A son of late comic Frank Carson has said his father would have been delighted at a Government move to offer more recognition of the bravery of wartime sailors.
Before his death earlier this year, the Belfast stand-up, who himself served with the British Army in the Middle East, had called for greater honours for those who ran the gauntlet of German U-boat attacks to keep the war effort alive.
One of the causes he championed - the long campaign for an Arctic medal for those veterans who kept a northern supply route open to the Russians fighting on the Eastern Front - finally achieved success earlier this month when Prime Minister David Cameron announced that a separate medal would be struck to mark their actions.
More than 3,000 seamen died on the Arctic convoys - a voyage Winston Churchill described as the "worst journey in the world".
Frank Carson's son Tony said the medal victory would have been a source of great satisfaction for his father. "He would be very happy," he said. "It was one of the many issues he was passionate about. He felt if people did a good job they deserved recognition. It's unfortunate he's not around to hear the good news."

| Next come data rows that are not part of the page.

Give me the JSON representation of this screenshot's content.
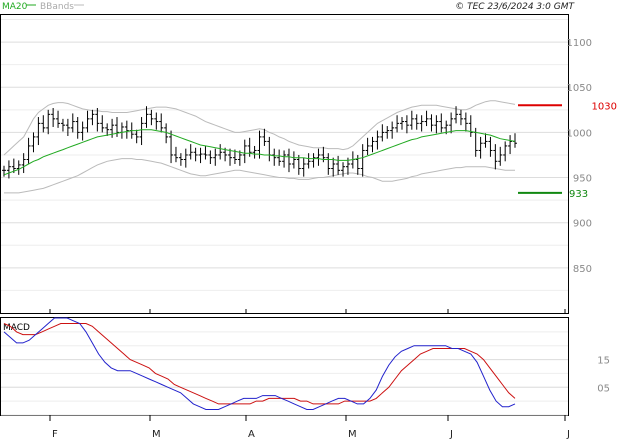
{
  "header": {
    "legend_ma": "MA20",
    "legend_bb": "BBands",
    "copyright": "© TEC 23/6/2024 3:0 GMT"
  },
  "colors": {
    "ma": "#22aa22",
    "bbands": "#bbbbbb",
    "bars": "#000000",
    "grid": "#dddddd",
    "resistance": "#dd0000",
    "support": "#118811",
    "macd": "#2222cc",
    "signal": "#cc1111"
  },
  "chart_data": [
    {
      "type": "ohlc",
      "title": "",
      "ylim": [
        800,
        1130
      ],
      "yticks": [
        850,
        900,
        950,
        1000,
        1050,
        1100
      ],
      "ytick_labels": [
        "850",
        "900",
        "950",
        "1000",
        "1050",
        "1100"
      ],
      "x_months": [
        "F",
        "M",
        "A",
        "M",
        "J",
        "J"
      ],
      "closes": [
        958,
        962,
        960,
        964,
        970,
        985,
        995,
        1010,
        1005,
        1020,
        1015,
        1010,
        1008,
        1005,
        1012,
        1000,
        1005,
        1015,
        1020,
        1010,
        1005,
        1003,
        1008,
        1000,
        1006,
        1002,
        998,
        995,
        1010,
        1020,
        1015,
        1012,
        1005,
        995,
        975,
        972,
        970,
        975,
        978,
        975,
        976,
        975,
        972,
        975,
        978,
        975,
        972,
        970,
        975,
        985,
        978,
        980,
        995,
        990,
        975,
        972,
        968,
        975,
        965,
        970,
        960,
        965,
        968,
        972,
        975,
        972,
        960,
        965,
        958,
        962,
        965,
        970,
        960,
        980,
        985,
        990,
        995,
        1000,
        1002,
        1005,
        1010,
        1012,
        1008,
        1015,
        1010,
        1012,
        1015,
        1008,
        1012,
        1005,
        1008,
        1015,
        1020,
        1015,
        1010,
        1000,
        980,
        988,
        990,
        980,
        968,
        975,
        985,
        990,
        988
      ],
      "ma20": [
        953,
        955,
        957,
        959,
        962,
        965,
        968,
        970,
        973,
        975,
        977,
        979,
        981,
        983,
        985,
        987,
        989,
        991,
        993,
        995,
        996,
        997,
        998,
        999,
        1000,
        1001,
        1002,
        1002,
        1003,
        1003,
        1003,
        1002,
        1001,
        1000,
        998,
        996,
        994,
        992,
        990,
        988,
        986,
        985,
        984,
        983,
        982,
        981,
        980,
        979,
        978,
        977,
        977,
        976,
        976,
        975,
        975,
        974,
        974,
        973,
        973,
        972,
        972,
        972,
        971,
        971,
        971,
        970,
        970,
        970,
        969,
        969,
        969,
        970,
        971,
        972,
        974,
        976,
        978,
        980,
        982,
        984,
        986,
        988,
        990,
        992,
        993,
        995,
        996,
        997,
        998,
        999,
        1000,
        1001,
        1002,
        1002,
        1002,
        1001,
        1000,
        999,
        998,
        997,
        995,
        993,
        992,
        991,
        990
      ],
      "bb_upper": [
        975,
        980,
        985,
        990,
        995,
        1005,
        1015,
        1022,
        1026,
        1030,
        1032,
        1033,
        1033,
        1032,
        1030,
        1028,
        1026,
        1025,
        1024,
        1024,
        1023,
        1023,
        1022,
        1022,
        1022,
        1022,
        1023,
        1024,
        1025,
        1026,
        1027,
        1028,
        1028,
        1028,
        1027,
        1026,
        1024,
        1022,
        1020,
        1018,
        1015,
        1012,
        1010,
        1008,
        1006,
        1004,
        1002,
        1000,
        1000,
        1001,
        1002,
        1003,
        1004,
        1003,
        1000,
        998,
        995,
        993,
        990,
        988,
        986,
        985,
        984,
        983,
        983,
        983,
        982,
        982,
        982,
        981,
        982,
        985,
        990,
        995,
        1000,
        1005,
        1010,
        1013,
        1016,
        1019,
        1022,
        1024,
        1026,
        1028,
        1029,
        1030,
        1030,
        1030,
        1030,
        1029,
        1028,
        1027,
        1026,
        1025,
        1025,
        1027,
        1030,
        1032,
        1034,
        1035,
        1035,
        1034,
        1033,
        1032,
        1031
      ],
      "bb_lower": [
        933,
        933,
        933,
        933,
        934,
        935,
        936,
        937,
        938,
        940,
        942,
        944,
        946,
        948,
        950,
        952,
        955,
        958,
        961,
        964,
        966,
        968,
        969,
        970,
        971,
        971,
        971,
        970,
        970,
        969,
        968,
        967,
        966,
        964,
        962,
        960,
        958,
        956,
        954,
        953,
        952,
        952,
        953,
        954,
        955,
        956,
        957,
        958,
        958,
        957,
        956,
        955,
        954,
        953,
        952,
        951,
        950,
        950,
        949,
        949,
        948,
        948,
        948,
        949,
        950,
        950,
        951,
        952,
        953,
        954,
        955,
        955,
        954,
        953,
        951,
        950,
        948,
        946,
        946,
        946,
        947,
        948,
        949,
        951,
        952,
        954,
        955,
        956,
        957,
        958,
        959,
        960,
        961,
        961,
        962,
        962,
        962,
        962,
        962,
        961,
        960,
        959,
        958,
        958,
        958
      ],
      "resistance": {
        "value": 1030,
        "label": "1030"
      },
      "support": {
        "value": 933,
        "label": "933"
      }
    },
    {
      "type": "line",
      "title": "MACD",
      "ylim": [
        -5,
        30
      ],
      "yticks": [
        5,
        15
      ],
      "ytick_labels": [
        "05",
        "15"
      ],
      "macd": [
        25,
        23,
        21,
        21,
        22,
        24,
        26,
        28,
        30,
        30,
        30,
        29,
        28,
        25,
        21,
        17,
        14,
        12,
        11,
        11,
        11,
        10,
        9,
        8,
        7,
        6,
        5,
        4,
        3,
        1,
        -1,
        -2,
        -3,
        -3,
        -3,
        -2,
        -1,
        0,
        1,
        1,
        1,
        2,
        2,
        2,
        1,
        0,
        -1,
        -2,
        -3,
        -3,
        -2,
        -1,
        0,
        1,
        1,
        0,
        -1,
        -1,
        1,
        4,
        9,
        13,
        16,
        18,
        19,
        20,
        20,
        20,
        20,
        20,
        20,
        19,
        19,
        18,
        17,
        14,
        9,
        4,
        0,
        -2,
        -2,
        -1
      ],
      "signal": [
        28,
        27,
        25,
        24,
        24,
        24,
        25,
        26,
        27,
        28,
        28,
        28,
        28,
        28,
        27,
        25,
        23,
        21,
        19,
        17,
        15,
        14,
        13,
        12,
        10,
        9,
        8,
        6,
        5,
        4,
        3,
        2,
        1,
        0,
        -1,
        -1,
        -1,
        -1,
        -1,
        -1,
        0,
        0,
        1,
        1,
        1,
        1,
        1,
        0,
        0,
        -1,
        -1,
        -1,
        -1,
        -1,
        0,
        0,
        0,
        0,
        0,
        1,
        3,
        5,
        8,
        11,
        13,
        15,
        17,
        18,
        19,
        19,
        19,
        19,
        19,
        19,
        18,
        17,
        15,
        12,
        9,
        6,
        3,
        1
      ]
    }
  ]
}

Johnny Carson, who was 16, was one of 43 sailors who died when merchant ship the Victoria City sank off the coast of Ireland.
His father, who shared his name, was serving with the Royal Navy at the time and when the family were alerted to the tragedy for days they did not know which John had perished.
Tony Carson said the death of Johnny had a big impact on his father.
The Grand Opera House in Belfast is staging a gala tribute night to Frank Carson on the first anniversary of his death on February 28. All proceeds from the show will benefit two of the comic's favourite local charities - the Integrated Education Fund and CLIC Sargent's Northern Ireland Homes from Home Appeal.